Kromozomal Analizler: Embriyonun genetik yapısını inceleyen kromozomal analizler tekrarlayan düşüklerin nedenlerini anlamak için yapılabilir.
Yönetim ve Tedavi
Tekrarlayan gebelik kaybının yönetimi, temelde tanıya dayanır. Tedavi planı, altta yatan nedenlere bağlı olarak kişiselleştirilir. Bu tedavi seçenekleri şunları içerebilir:
Genetik Danışmanlık: Eğer genetik anormallikler belirlenirse, çiftlere genetik danışmanlık ve yardım sunulabilir.
Hormonal Düzenleme: Hormonal bozukluklar tedavi edilebilir, bu da gebelik başarısını artırabilir.
Cerrahi Girişimler: Rahim içi polipler veya yapısal anormallikler gibi sorunlar cerrahi müdahale ile düzeltilebilir.
Trombofilik Bozukluk Tedavisi: Kan pıhtılaşma bozuklukları varsa, antikoagülanlar gibi ilaçlar kullanılabilir.
IVF ve Genetik Tarama: İleri düzey üreme teknolojileri, in vitro fertilizasyon (IVF) ve embriyo genetik tarama, tekrarlayan gebelik kaybı yaşayan çiftlere yardımcı olabilir.
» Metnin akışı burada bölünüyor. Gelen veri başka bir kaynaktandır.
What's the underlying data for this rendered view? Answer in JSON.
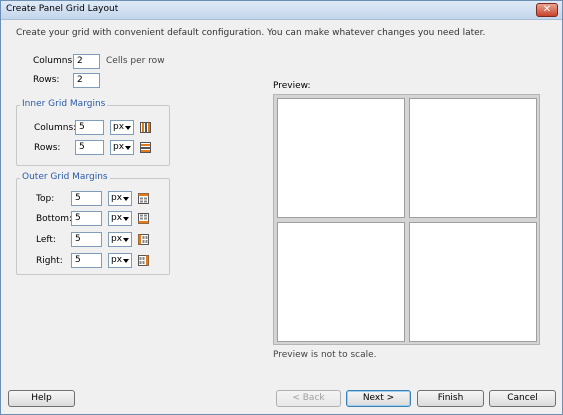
{
  "window": {
    "title": "Create Panel Grid Layout",
    "close_glyph": "✕"
  },
  "intro": "Create your grid with convenient default configuration. You can make whatever changes you need later.",
  "grid": {
    "columns_label": "Columns:",
    "columns_value": "2",
    "cells_hint": "Cells per row",
    "rows_label": "Rows:",
    "rows_value": "2"
  },
  "inner_margins": {
    "title": "Inner Grid Margins",
    "columns_label": "Columns:",
    "columns_value": "5",
    "columns_unit": "px",
    "rows_label": "Rows:",
    "rows_value": "5",
    "rows_unit": "px"
  },
  "outer_margins": {
    "title": "Outer Grid Margins",
    "top_label": "Top:",
    "top_value": "5",
    "top_unit": "px",
    "bottom_label": "Bottom:",
    "bottom_value": "5",
    "bottom_unit": "px",
    "left_label": "Left:",
    "left_value": "5",
    "left_unit": "px",
    "right_label": "Right:",
    "right_value": "5",
    "right_unit": "px"
  },
  "preview": {
    "label": "Preview:",
    "note": "Preview is not to scale."
  },
  "buttons": {
    "help": "Help",
    "back": "< Back",
    "next": "Next >",
    "finish": "Finish",
    "cancel": "Cancel"
  },
  "colors": {
    "accent_orange": "#e07a1e",
    "group_title": "#2a5aa8"
  }
}
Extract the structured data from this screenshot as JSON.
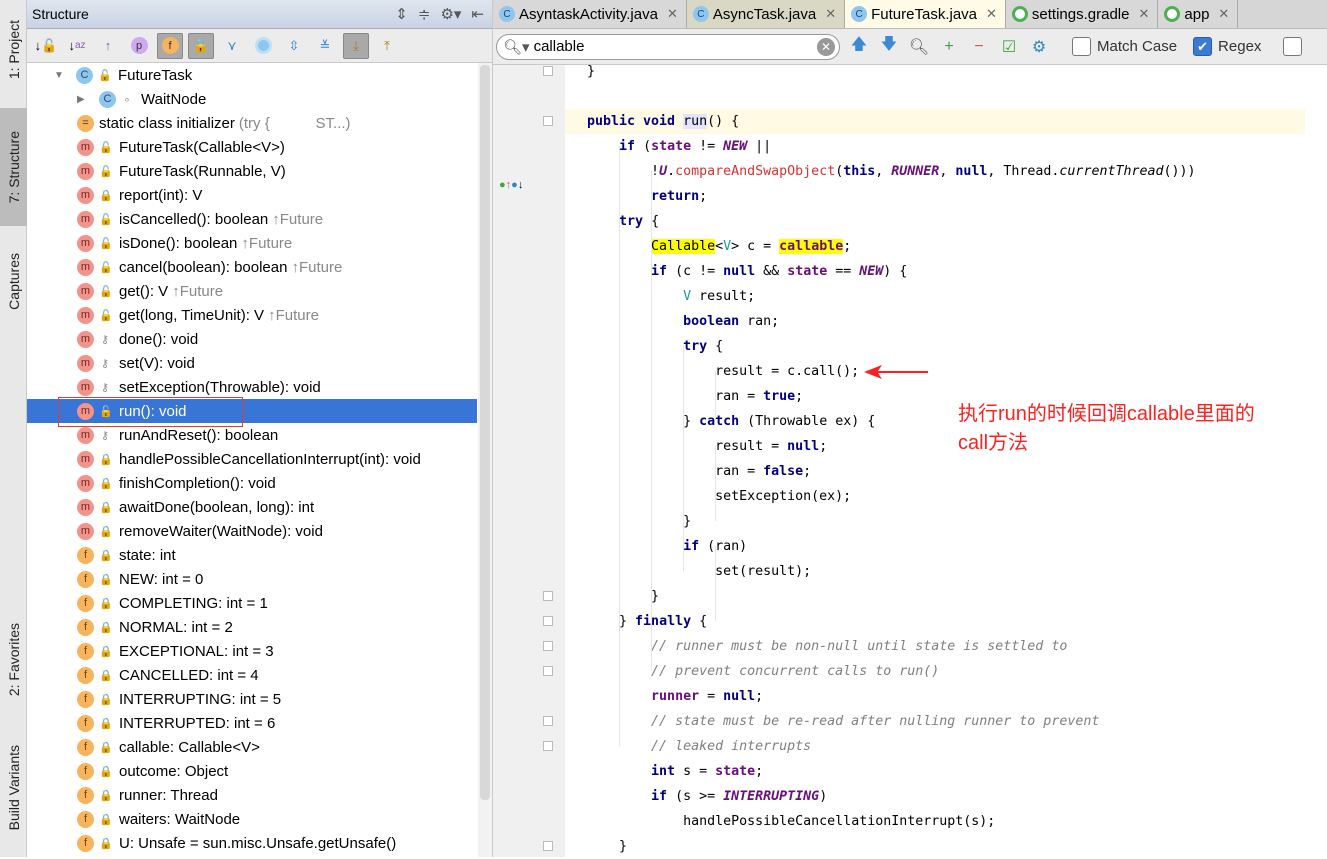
{
  "sidebar_tabs": [
    "1: Project",
    "7: Structure",
    "Captures",
    "2: Favorites",
    "Build Variants"
  ],
  "structure": {
    "title": "Structure",
    "tree": [
      {
        "icon": "c",
        "vis": "pub",
        "label": "FutureTask",
        "arrow": "down",
        "indent": 0
      },
      {
        "icon": "c",
        "vis": "pkg",
        "label": "WaitNode",
        "arrow": "right",
        "indent": 1
      },
      {
        "icon": "s",
        "vis": "",
        "label": "static class initializer",
        "dim": "(try {           ST...)",
        "indent": 1
      },
      {
        "icon": "m",
        "vis": "pub",
        "label": "FutureTask(Callable<V>)",
        "indent": 1
      },
      {
        "icon": "m",
        "vis": "pub",
        "label": "FutureTask(Runnable, V)",
        "indent": 1
      },
      {
        "icon": "m",
        "vis": "pri",
        "label": "report(int): V",
        "indent": 1
      },
      {
        "icon": "m",
        "vis": "pub",
        "label": "isCancelled(): boolean",
        "dim": "↑Future",
        "indent": 1
      },
      {
        "icon": "m",
        "vis": "pub",
        "label": "isDone(): boolean",
        "dim": "↑Future",
        "indent": 1
      },
      {
        "icon": "m",
        "vis": "pub",
        "label": "cancel(boolean): boolean",
        "dim": "↑Future",
        "indent": 1
      },
      {
        "icon": "m",
        "vis": "pub",
        "label": "get(): V",
        "dim": "↑Future",
        "indent": 1
      },
      {
        "icon": "m",
        "vis": "pub",
        "label": "get(long, TimeUnit): V",
        "dim": "↑Future",
        "indent": 1
      },
      {
        "icon": "m",
        "vis": "pro",
        "label": "done(): void",
        "indent": 1
      },
      {
        "icon": "m",
        "vis": "pro",
        "label": "set(V): void",
        "indent": 1
      },
      {
        "icon": "m",
        "vis": "pro",
        "label": "setException(Throwable): void",
        "indent": 1
      },
      {
        "icon": "m",
        "vis": "pub",
        "label": "run(): void",
        "indent": 1,
        "selected": true
      },
      {
        "icon": "m",
        "vis": "pro",
        "label": "runAndReset(): boolean",
        "indent": 1
      },
      {
        "icon": "m",
        "vis": "pri",
        "label": "handlePossibleCancellationInterrupt(int): void",
        "indent": 1
      },
      {
        "icon": "m",
        "vis": "pri",
        "label": "finishCompletion(): void",
        "indent": 1
      },
      {
        "icon": "m",
        "vis": "pri",
        "label": "awaitDone(boolean, long): int",
        "indent": 1
      },
      {
        "icon": "m",
        "vis": "pri",
        "label": "removeWaiter(WaitNode): void",
        "indent": 1
      },
      {
        "icon": "f",
        "vis": "pri",
        "label": "state: int",
        "indent": 1
      },
      {
        "icon": "f",
        "vis": "pri",
        "label": "NEW: int = 0",
        "indent": 1
      },
      {
        "icon": "f",
        "vis": "pri",
        "label": "COMPLETING: int = 1",
        "indent": 1
      },
      {
        "icon": "f",
        "vis": "pri",
        "label": "NORMAL: int = 2",
        "indent": 1
      },
      {
        "icon": "f",
        "vis": "pri",
        "label": "EXCEPTIONAL: int = 3",
        "indent": 1
      },
      {
        "icon": "f",
        "vis": "pri",
        "label": "CANCELLED: int = 4",
        "indent": 1
      },
      {
        "icon": "f",
        "vis": "pri",
        "label": "INTERRUPTING: int = 5",
        "indent": 1
      },
      {
        "icon": "f",
        "vis": "pri",
        "label": "INTERRUPTED: int = 6",
        "indent": 1
      },
      {
        "icon": "f",
        "vis": "pri",
        "label": "callable: Callable<V>",
        "indent": 1
      },
      {
        "icon": "f",
        "vis": "pri",
        "label": "outcome: Object",
        "indent": 1
      },
      {
        "icon": "f",
        "vis": "pri",
        "label": "runner: Thread",
        "indent": 1
      },
      {
        "icon": "f",
        "vis": "pri",
        "label": "waiters: WaitNode",
        "indent": 1
      },
      {
        "icon": "f",
        "vis": "pri",
        "label": "U: Unsafe = sun.misc.Unsafe.getUnsafe()",
        "indent": 1
      }
    ]
  },
  "editor": {
    "tabs": [
      {
        "label": "AsyntaskActivity.java",
        "icon": "class"
      },
      {
        "label": "AsyncTask.java",
        "icon": "class"
      },
      {
        "label": "FutureTask.java",
        "icon": "class",
        "active": true
      },
      {
        "label": "settings.gradle",
        "icon": "gradle"
      },
      {
        "label": "app",
        "icon": "gradle"
      }
    ],
    "find": {
      "query": "callable",
      "match_case_label": "Match Case",
      "match_case": false,
      "regex_label": "Regex",
      "regex": true
    },
    "code": [
      {
        "i": 0,
        "t": [
          [
            "}",
            ""
          ]
        ]
      },
      {
        "i": 0,
        "t": []
      },
      {
        "i": 0,
        "cur": true,
        "t": [
          [
            "public void ",
            "kw"
          ],
          [
            "run",
            "hlr"
          ],
          [
            "() {",
            ""
          ]
        ]
      },
      {
        "i": 1,
        "t": [
          [
            "if ",
            "kw"
          ],
          [
            "(",
            ""
          ],
          [
            "state",
            "fld"
          ],
          [
            " != ",
            ""
          ],
          [
            "NEW",
            "cst"
          ],
          [
            " ||",
            ""
          ]
        ]
      },
      {
        "i": 2,
        "t": [
          [
            "!",
            ""
          ],
          [
            "U",
            "cst"
          ],
          [
            ".",
            ""
          ],
          [
            "compareAndSwapObject",
            "mth"
          ],
          [
            "(",
            ""
          ],
          [
            "this",
            "kw"
          ],
          [
            ", ",
            ""
          ],
          [
            "RUNNER",
            "cst"
          ],
          [
            ", ",
            ""
          ],
          [
            "null",
            "kw"
          ],
          [
            ", Thread.",
            ""
          ],
          [
            "currentThread",
            "ital"
          ],
          [
            "()))",
            ""
          ]
        ]
      },
      {
        "i": 2,
        "t": [
          [
            "return",
            "kw"
          ],
          [
            ";",
            ""
          ]
        ]
      },
      {
        "i": 1,
        "t": [
          [
            "try ",
            "kw"
          ],
          [
            "{",
            ""
          ]
        ]
      },
      {
        "i": 2,
        "t": [
          [
            "Callable",
            "hl"
          ],
          [
            "<",
            ""
          ],
          [
            "V",
            "tp"
          ],
          [
            "> c = ",
            ""
          ],
          [
            "callable",
            "fld hl"
          ],
          [
            ";",
            ""
          ]
        ]
      },
      {
        "i": 2,
        "t": [
          [
            "if ",
            "kw"
          ],
          [
            "(c != ",
            ""
          ],
          [
            "null",
            "kw"
          ],
          [
            " && ",
            ""
          ],
          [
            "state",
            "fld"
          ],
          [
            " == ",
            ""
          ],
          [
            "NEW",
            "cst"
          ],
          [
            ") {",
            ""
          ]
        ]
      },
      {
        "i": 3,
        "t": [
          [
            "V",
            "tp"
          ],
          [
            " result;",
            ""
          ]
        ]
      },
      {
        "i": 3,
        "t": [
          [
            "boolean ",
            "kw"
          ],
          [
            "ran;",
            ""
          ]
        ]
      },
      {
        "i": 3,
        "t": [
          [
            "try ",
            "kw"
          ],
          [
            "{",
            ""
          ]
        ]
      },
      {
        "i": 4,
        "t": [
          [
            "result = c.call();",
            ""
          ]
        ]
      },
      {
        "i": 4,
        "t": [
          [
            "ran = ",
            ""
          ],
          [
            "true",
            "kw"
          ],
          [
            ";",
            ""
          ]
        ]
      },
      {
        "i": 3,
        "t": [
          [
            "} ",
            ""
          ],
          [
            "catch ",
            "kw"
          ],
          [
            "(Throwable ex) {",
            ""
          ]
        ]
      },
      {
        "i": 4,
        "t": [
          [
            "result = ",
            ""
          ],
          [
            "null",
            "kw"
          ],
          [
            ";",
            ""
          ]
        ]
      },
      {
        "i": 4,
        "t": [
          [
            "ran = ",
            ""
          ],
          [
            "false",
            "kw"
          ],
          [
            ";",
            ""
          ]
        ]
      },
      {
        "i": 4,
        "t": [
          [
            "setException(ex);",
            ""
          ]
        ]
      },
      {
        "i": 3,
        "t": [
          [
            "}",
            ""
          ]
        ]
      },
      {
        "i": 3,
        "t": [
          [
            "if ",
            "kw"
          ],
          [
            "(ran)",
            ""
          ]
        ]
      },
      {
        "i": 4,
        "t": [
          [
            "set(result);",
            ""
          ]
        ]
      },
      {
        "i": 2,
        "t": [
          [
            "}",
            ""
          ]
        ]
      },
      {
        "i": 1,
        "t": [
          [
            "} ",
            ""
          ],
          [
            "finally ",
            "kw"
          ],
          [
            "{",
            ""
          ]
        ]
      },
      {
        "i": 2,
        "t": [
          [
            "// runner must be non-null until state is settled to",
            "cmt"
          ]
        ]
      },
      {
        "i": 2,
        "t": [
          [
            "// prevent concurrent calls to run()",
            "cmt"
          ]
        ]
      },
      {
        "i": 2,
        "t": [
          [
            "runner",
            "fld"
          ],
          [
            " = ",
            ""
          ],
          [
            "null",
            "kw"
          ],
          [
            ";",
            ""
          ]
        ]
      },
      {
        "i": 2,
        "t": [
          [
            "// state must be re-read after nulling runner to prevent",
            "cmt"
          ]
        ]
      },
      {
        "i": 2,
        "t": [
          [
            "// leaked interrupts",
            "cmt"
          ]
        ]
      },
      {
        "i": 2,
        "t": [
          [
            "int ",
            "kw"
          ],
          [
            "s = ",
            ""
          ],
          [
            "state",
            "fld"
          ],
          [
            ";",
            ""
          ]
        ]
      },
      {
        "i": 2,
        "t": [
          [
            "if ",
            "kw"
          ],
          [
            "(s >= ",
            ""
          ],
          [
            "INTERRUPTING",
            "cst"
          ],
          [
            ")",
            ""
          ]
        ]
      },
      {
        "i": 3,
        "t": [
          [
            "handlePossibleCancellationInterrupt(s);",
            ""
          ]
        ]
      },
      {
        "i": 1,
        "t": [
          [
            "}",
            ""
          ]
        ]
      }
    ]
  },
  "annotation": {
    "line1": "执行run的时候回调callable里面的",
    "line2": "call方法",
    "color": "#ff2020"
  }
}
İmmünolojik Tedaviler: İmmünolojik reaksiyonlar nedeniyle yaşanan gebelik kaybına yönelik özel tedaviler geliştirilebilir.
Sonuç
Tekrarlayan gebelik kaybı, çiftler için duygusal ve fiziksel olarak zorlayıcı bir durum olabilir. Ancak, doğru tanı ve etkili tedavi ile birçok çift, sağlıklı bir gebelik ve doğum şansını artırabilir. Uzman sağlık profesyonelleri tarafından yönlendirilen bir tedavi planı, çiftlere bu zorlu süreçte destek sağlamak için önemlidir. Ayrıca, çiftlere bu deneyimi paylaşan destek gruplarına katılma ve psikolojik destek arama konusunda teşvik edilmelidir. Tekrarlayan gebelik kaybı yaşayan çiftlere, umutlarını korumak ve sağlıklı bir gebelik için mücadele etmeleri konusunda cesaret verilmelidir.
Gelen sorular: Tekrarlayan gebelik kaybı, tekrarlayan düşük, rahim içinde tekrarlayan kalp atımı durması hangi sebeplerle olur?, Tekrarlayan gebelik kaybı ve tekrarlayan düşük tedavisi nasıldır?